Now, the AIA is offering a course for architects on how to make sure CLT can withstand smoke and fire, too, through Green CE, a U.S. Green Building Council (USGBC) Education Partner and an AIA Education Provider that offers educational courses for architects, engineers, interior designers and contractors.
Fire suppression expert Steve Conboy has been teaching the course on creating high-density wooden buildings that are safer from fire and smoke.
"Using fire-defended lumber products changes the game regarding safety, improves affordability and is unquestionably more environmentally sustainable," said Conboy. "Today, cities and states around the world are struggling with a lack of affordable housing. We cannot meet their goals with steel and concrete alone. While untreated wood has resulted in countless catastrophic fires, driving up insurance costs and causing many cities to ban large-scale wood construction, the new green technology of advanced fire inhibitors changes that, which is why GreenCE's educational platform is in such demand."
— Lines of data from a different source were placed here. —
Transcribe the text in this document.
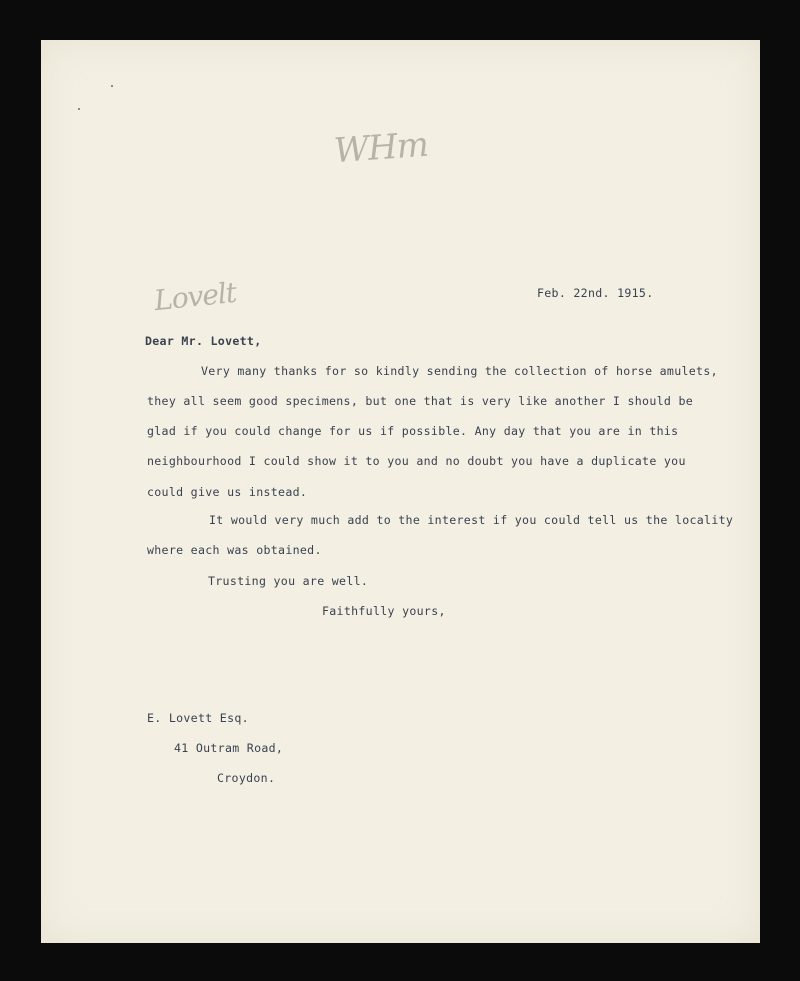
WHm
Lovelt	Feb. 22nd. 1915.
Dear Mr. Lovett,
Very many thanks for so kindly sending the collection of horse amulets,
they all seem good specimens, but one that is very like another I should be
glad if you could change for us if possible. Any day that you are in this
neighbourhood I could show it to you and no doubt you have a duplicate you
could give us instead.
It would very much add to the interest if you could tell us the locality
where each was obtained.
Trusting you are well.
Faithfully yours,
E. Lovett Esq.
41 Outram Road,
Croydon.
Conboy is the general manager and chairman of Mighty Fire Suppression, Inc., which is developing and supplying cost-effective green methodologies for mass timber CLT high-rises, multi-story wood-stick frame construction, and environmentally safe wildfire inhibitors.
His new class was first introduced in November 2017, and within the three months since more than 900 architects, engineers and construction specialists have already completed the course.
It offers a critical historical review of wood-frame residential construction and illustrates to architects, engineers and construction specialists the advances in building technology now available.
This layer of fire resistance technology taught is supposed to be cost-effective and to allows all types of lumber-constructed buildings — including CLT and Nail Laminated Timber — to become much safer for more densely-populated residential and commercial development.
"As an engineer, I fully support the way this technology is defending wood structures from fire because our industry has never made this type of protection so affordable," said Thomas Curry, president of Performance Plus Engineering, who completed the course. "It makes the decision to use it easy."
With Framework in the Pearl District, Portland has been a leader in the development of tall wood-frame buildings, which have the potential to fulfill the need for high-density affordable housing. Other Portland-area mass timber buildings of note include the First Tech Federal Credit Union building coming online in Hillsboro, the Con-way Leland James Center, 38 Davis and Carbon12.